# Any Brighton cubers? Brighton cube meet?



## Maccoboy (Apr 29, 2013)

Hey i was wondering if there are any cubers based in brighton or around brighton in the uk?

Also would everyone like to have a cube meet in brighton?


----------



## peterbone (Apr 29, 2013)

I used to live in Brighton and now live in nearby Lewes. I studied at Sussex Uni. I would maybe be up for a cube meet as I've never been to one before. I don't know how much of a cubing community there is though. I know of a couple of other people who can solve cubes from within the Brighton juggling community. At least one is them is sub 25s.


----------



## Ollie (Apr 29, 2013)

I'm in London but I'd definitely come along, the train ride isn't bad at all. Plus any excuse for a day out!


----------



## ~Adam~ (Apr 29, 2013)

I'm half way between London and Brighton so if you organise a meet Ill be there if possible. I'll bring my master ghost if you want to see if its worth the money.


Spoiler



It's not IMO, needs lots of work


----------



## roller (Apr 29, 2013)

Cambridge here! But if given enough time to organize the travel, i'd definately be up for it!


----------



## Maccoboy (Apr 29, 2013)

that's enough to warrant organizing one  how about the 25th may (open for suggestions for other dates)

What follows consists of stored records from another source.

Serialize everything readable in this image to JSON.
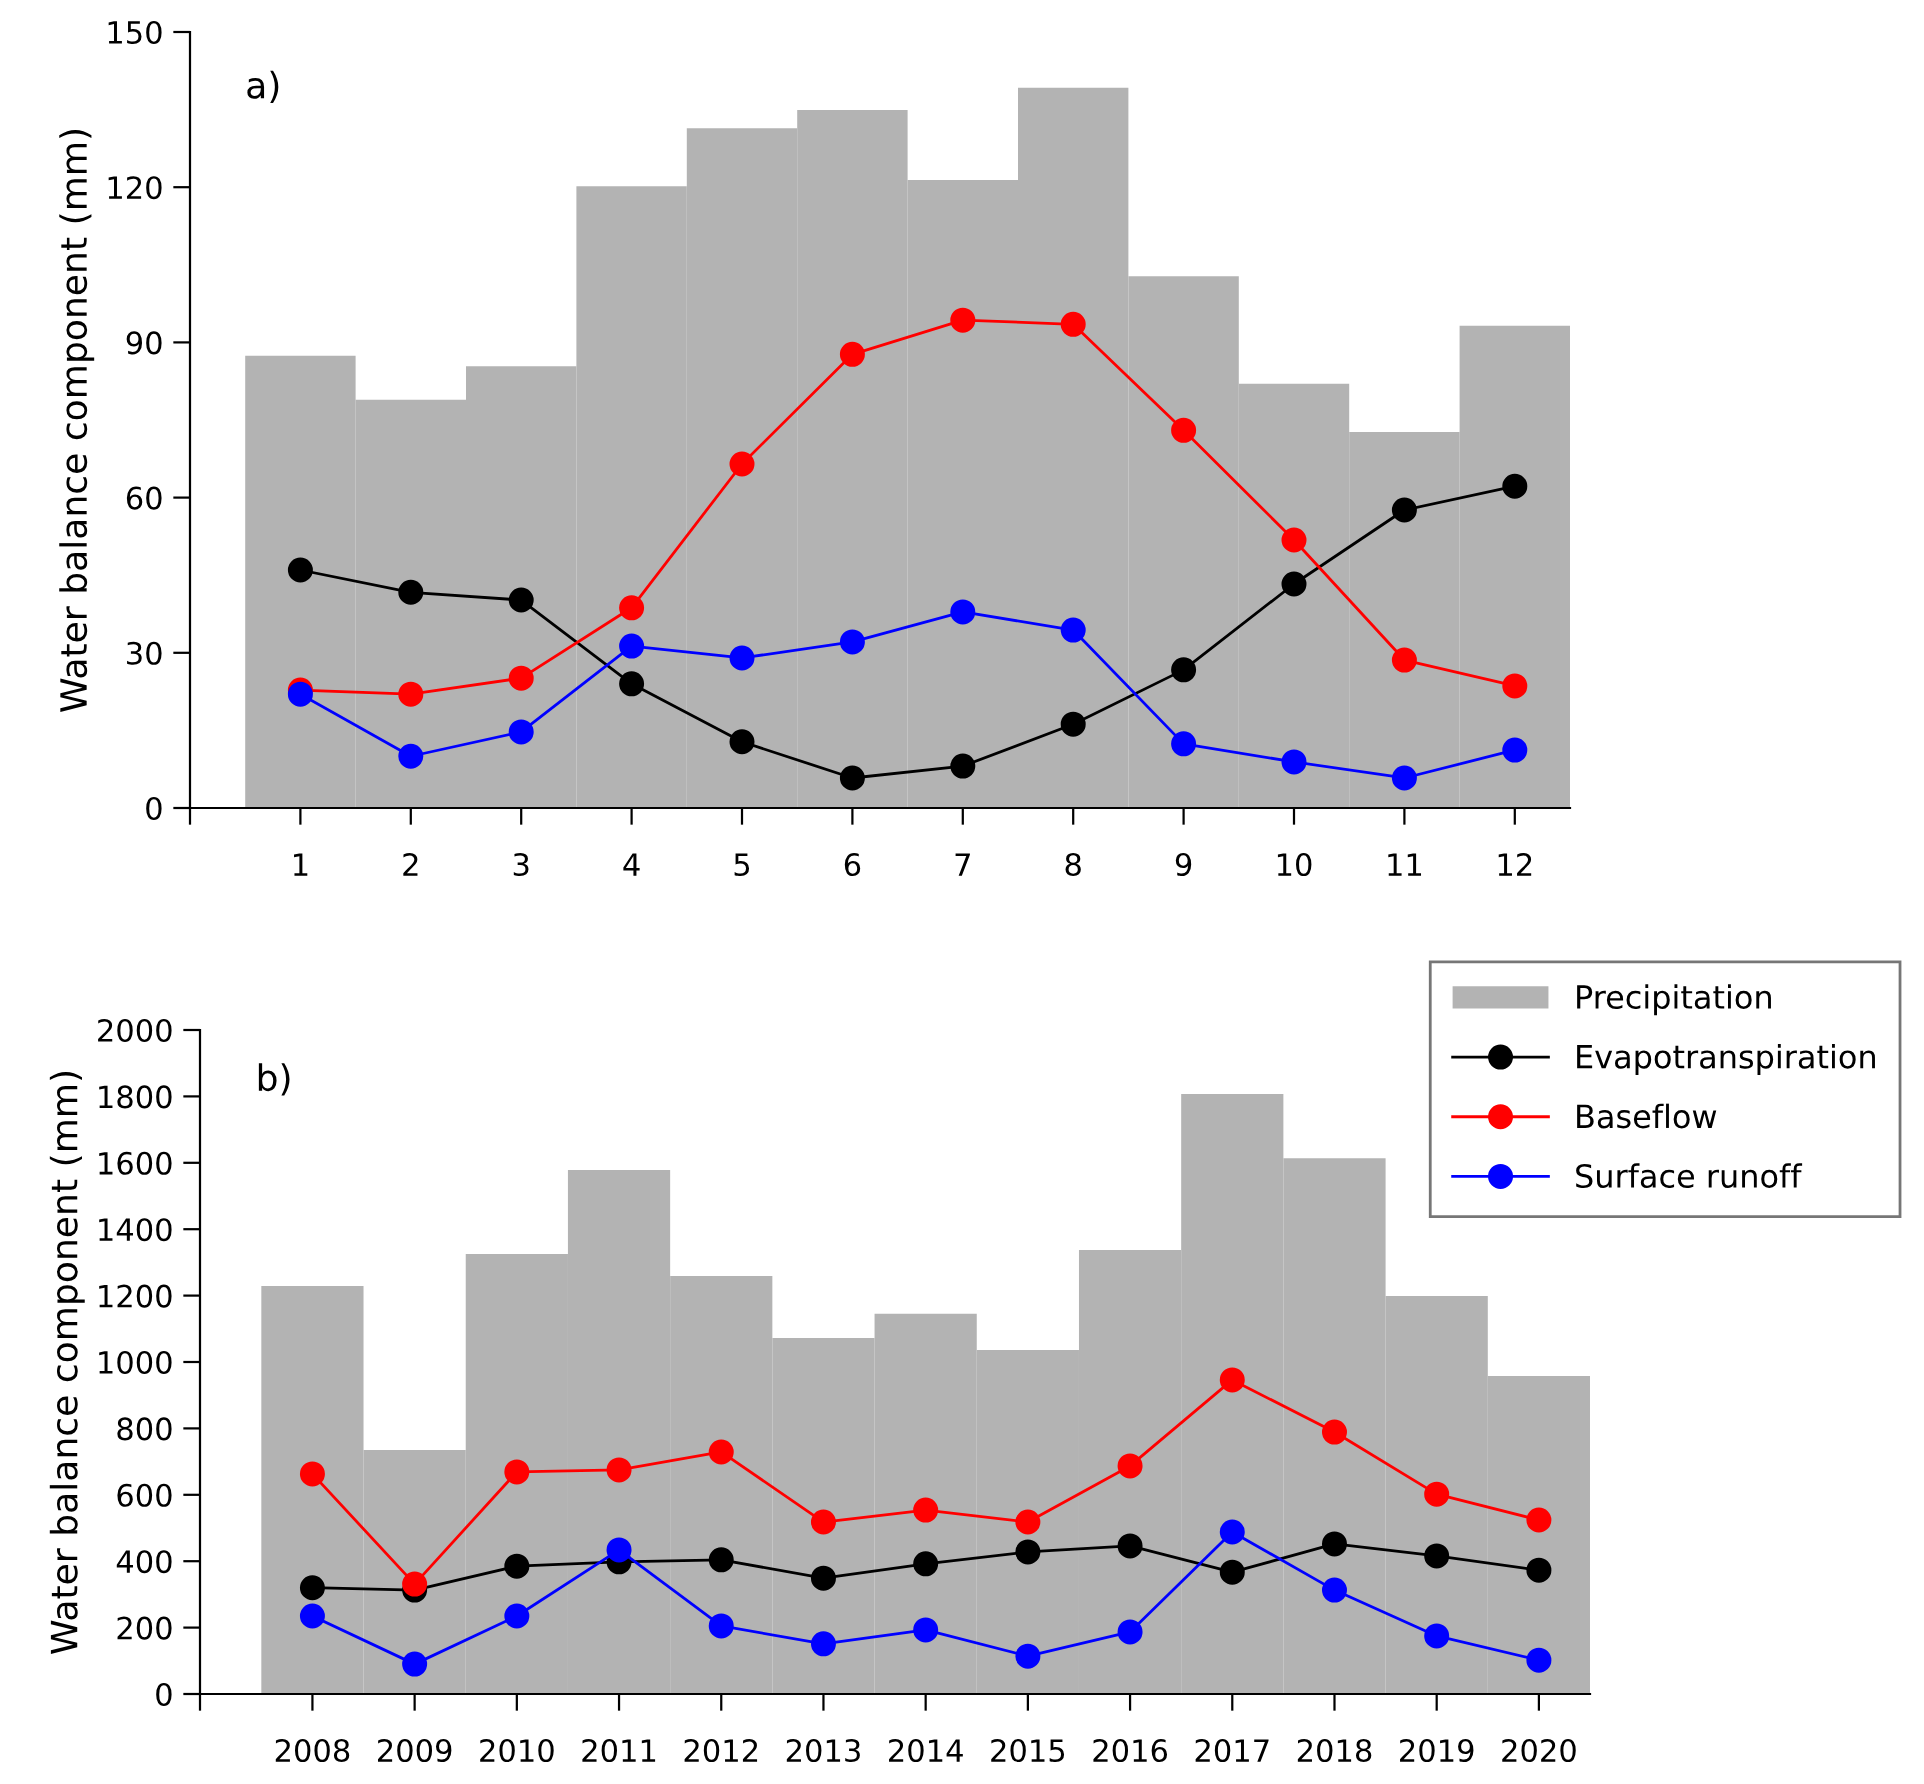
{
  "chart_data": [
    {
      "type": "bar",
      "ylabel": "Water balance component (mm)",
      "annotations": [
        "a)"
      ],
      "x": [
        1,
        2,
        3,
        4,
        5,
        6,
        7,
        8,
        9,
        10,
        11,
        12
      ],
      "xlim": [
        0,
        12.5
      ],
      "xticks": [
        {
          "value": 0,
          "label": null
        },
        1,
        2,
        3,
        4,
        5,
        6,
        7,
        8,
        9,
        10,
        11,
        12
      ],
      "ylim": [
        0,
        150
      ],
      "yticks": [
        0,
        30,
        60,
        90,
        120,
        150
      ],
      "grid": false,
      "legend": false,
      "series": [
        {
          "color": "#b3b3b3",
          "values": [
            87.4,
            78.9,
            85.4,
            120.2,
            131.4,
            134.9,
            121.4,
            139.2,
            102.8,
            82,
            72.7,
            93.2
          ]
        },
        {
          "type": "line",
          "marker": "circle",
          "color": "#000000",
          "values": [
            46,
            41.7,
            40.2,
            24,
            12.8,
            5.8,
            8.1,
            16.2,
            26.7,
            43.3,
            57.6,
            62.2
          ]
        },
        {
          "type": "line",
          "marker": "circle",
          "color": "#ff0000",
          "values": [
            22.8,
            22,
            25.1,
            38.7,
            66.5,
            87.7,
            94.3,
            93.5,
            73,
            51.8,
            28.6,
            23.6
          ]
        },
        {
          "type": "line",
          "marker": "circle",
          "color": "#0000ff",
          "values": [
            22,
            10,
            14.7,
            31.3,
            29,
            32.1,
            37.9,
            34.4,
            12.4,
            8.9,
            5.8,
            11.2
          ]
        }
      ]
    },
    {
      "type": "bar",
      "ylabel": "Water balance component (mm)",
      "annotations": [
        "b)"
      ],
      "x": [
        2008,
        2009,
        2010,
        2011,
        2012,
        2013,
        2014,
        2015,
        2016,
        2017,
        2018,
        2019,
        2020
      ],
      "xlim": [
        2006.9,
        2020.5
      ],
      "xticks": [
        {
          "value": 2006.9,
          "label": null
        },
        2008,
        2009,
        2010,
        2011,
        2012,
        2013,
        2014,
        2015,
        2016,
        2017,
        2018,
        2019,
        2020
      ],
      "ylim": [
        0,
        2000
      ],
      "yticks": [
        0,
        200,
        400,
        600,
        800,
        1000,
        1200,
        1400,
        1600,
        1800,
        2000
      ],
      "grid": false,
      "legend": "top right",
      "series": [
        {
          "name": "Precipitation",
          "color": "#b3b3b3",
          "values": [
            1229,
            735,
            1325,
            1578,
            1259,
            1072,
            1145,
            1036,
            1337,
            1807,
            1614,
            1199,
            958
          ]
        },
        {
          "type": "line",
          "marker": "circle",
          "name": "Evapotranspiration",
          "color": "#000000",
          "values": [
            320,
            313,
            385,
            398,
            404,
            349,
            392,
            428,
            446,
            367,
            452,
            416,
            373
          ]
        },
        {
          "type": "line",
          "marker": "circle",
          "name": "Baseflow",
          "color": "#ff0000",
          "values": [
            663,
            331,
            669,
            675,
            729,
            518,
            554,
            518,
            687,
            946,
            789,
            602,
            524
          ]
        },
        {
          "type": "line",
          "marker": "circle",
          "name": "Surface runoff",
          "color": "#0000ff",
          "values": [
            235,
            90,
            235,
            434,
            205,
            151,
            193,
            114,
            187,
            488,
            313,
            175,
            102
          ]
        }
      ]
    }
  ]
}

cube-oh-holic: yes i'd love to look at your custom collection especially the ghosts! unfortunately my 3x3 ghost was in a bag that was stolen along with my phone  but i'm having another made from a zhanchi so hopefully that will be done by then


----------



## ~Adam~ (Apr 29, 2013)

25th sounds good to me.
Ideas for location?

I'll bring my UltraMorphix as well if you'd like.


----------



## Maccoboy (Apr 29, 2013)

yeah i really wanna try one of those and i love handmade puzzles  well theres the brighton center but i'll have to check if there okay with that, there's a few places outside if people are okay with that? (pavilion gardens) i'll have a look for other places and update when i've found them and we can decide then


----------



## ~Adam~ (Apr 29, 2013)

Let's hope for good weather then.
Pavilion gardens are good.


----------



## Maccoboy (Apr 29, 2013)

awesome i'll scout for a backup indoor place  i'll be bringing pretty much my whole collection i think  and i just got a transparent zhanchi so i'll bring that too


----------



## Maccoboy (May 10, 2013)

Hey guys so the date is final! 25th May, brighton pavilion gardens  message me if you need directions or anything

I'm gonna get there about 11AM and i'll be in front of the pavilion (unless it's raining) and i'll be the guy cubing with the curly hair


----------



## Florian (May 10, 2013)

@cube-o-holic: could you please delete some messages your storage is exceeded


----------



## Maccoboy (May 22, 2013)

can i confirm who's going to be here?


----------



## CuberCat (May 22, 2013)

LOL...I live close to "Brighton" in Melbourne, Victoria...


----------



## Maccoboy (May 22, 2013)

CuberCat said:


> LOL...I live close to "Brighton" in Melbourne, Victoria...



so a short bus ride then


----------



## LucidCuber (May 22, 2013)

I'll probably be able to make it, I'll send you a PM tomorrow to confirm


----------



## Maccoboy (May 24, 2013)

hey guys i know i organised this meet but i cannot make it anymore as i have to travel to london for some tests for my asthma, sorry guys


----------



## RukaChuka (Oct 16, 2013)

hello, I am a cuber but I am between 11 and 16 ( will tell proper age after reply if you choose to) and I have been cubing for about a year and am not to big a cuber, the only cubes are a sticker-less zhanchi, a sheng shou 4x4, some type of 5x5 and an original rubiks brand 3x3, I am living in brighton and would really love to be able to talk to some other cubers because no one in my school cubes so yeah, bye


----------



## Maccoboy (Oct 18, 2013)

hey! nice to meet another cuber in brighton 
i currently have about 90ish cubes and average around 25 though am pretty inconsistent 

feel free to add me on facebook and we can talk (pm me if you wanna do that)


----------



## RukaChuka (Dec 14, 2013)

my face book name is max foulkes, is yours just maccoboy
?


----------